The FCA and CMA have agreed that leniency information which the CMA passes to the FCA may only be used by the FCA for the application and enforcement of the competition law prohibitions, unless the leniency applicant agrees otherwise.
This restriction on use also applies to any information obtained through an FCA CA98 investigation. Leniency information for these purposes is any information which came into the possession of any of the CMA, its predecessor bodies, or any other public authority as a direct or indirect result of having been provided in the context of an application for leniency under the Chapter 1 prohibition or Article 101 TFEU. It includes any information obtained through an investigation resulting from the leniency application.
However, leniency information can also be used to remind a regulated firm of its self-reporting obligation under Principle 11 or, with regard to approved persons, Principle 4 of the FCA’s Statements of Principle for Approved Persons, which requires an approved person to deal with the FCA, the PRA and other regulators in an open and cooperative way and to disclose appropriately any information of which the FCA or the PRA would reasonably expect notice. This restriction does not affect the FCA’s use of information obtained from other sources such as through Principle 11 disclosures.
Interplay with FSMA
The FCA has a broad range of legal tools to address competition concerns which include market studies under FSMA and EA02 or enforcement action under CA98 or FSMA. The FCA’s guiding principle will be to choose the tool that will allow it most efficiently and effectively to investigate and if necessary remedy the possible harm that it has identified. Some cases (e.g. collusion amongst rivals to fix prices or allocate customers or unilateral strategic conduct by a firm to exclude rivals) are more likely to fall for investigation under the CA98.
The FCA can take enforcement action under its CA98 powers, and use its other powers in parallel or sequentially. For instance, anti-competitive agreements or abusive conduct by authorised firms may breach obligations under both FSMA and competition law. In exercising its powers the FCA has to respect the principle of proportionality, and take account of fines imposed by authorities in connected cases.
For more information on how the FCA chooses between the FSMA and EA02 market study regimes, please refer to the Market Study Guidance.
Other relevant procedural points
Legal counsel should also be aware of the following procedural points which have been clarified by the Guidance:
- Case allocation: The Competition Act 1998 (Concurrency) Regulations 2014 sets out how cases will be allocated between the CMA and FCA. While the FCA will aim to agree on case allocation with the CMA, in the absence of agreement, the CMA has the final decision.
- Division between investigation and supervision: The FCA clarifies that its supervisory function under FSMA will continue as normal throughout any CA98 investigation. As a practical matter, investigation and supervision will be run by separate teams although with appropriate knowledge sharing to ensure efficiency.
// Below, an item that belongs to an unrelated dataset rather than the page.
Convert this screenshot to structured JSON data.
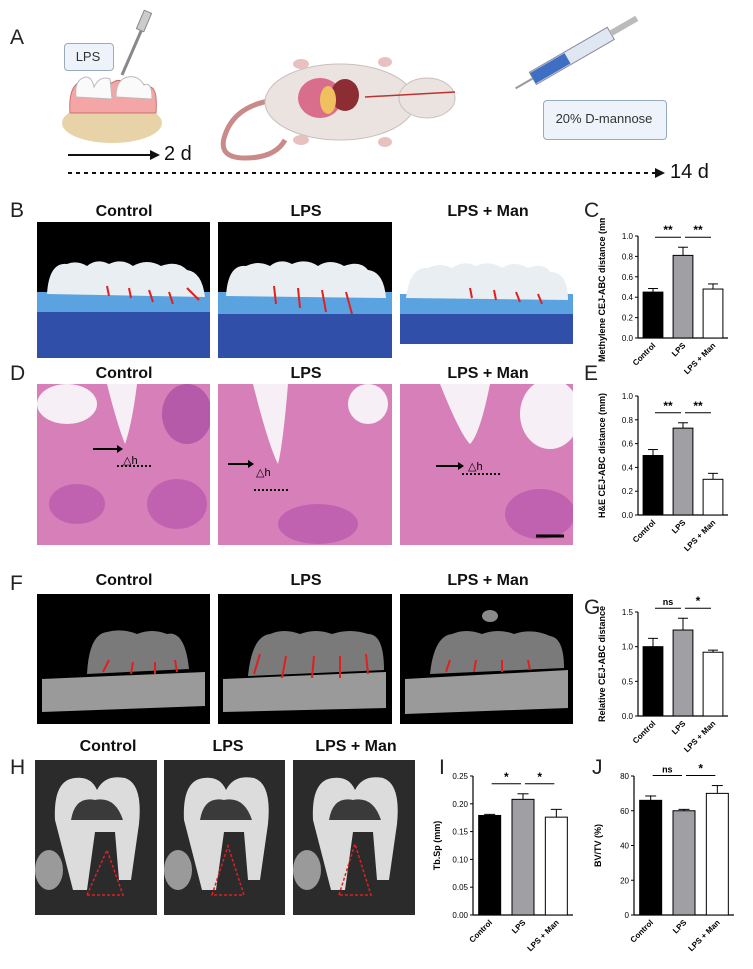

Regulated firms should therefore ensure consistency when they provide information to the FCA irrespective of the information gathering powers it is using.
- Interim measures: The FCA can impose interim measures and will follow the criteria used by the CMA in deciding whether interim measures are justified.
- Commitments: The FCA can accept commitments and will follow the CMA's approach of holding a meeting with the party offering commitments to set out the nature of consultations responses and to discuss amendments required to offered commitments.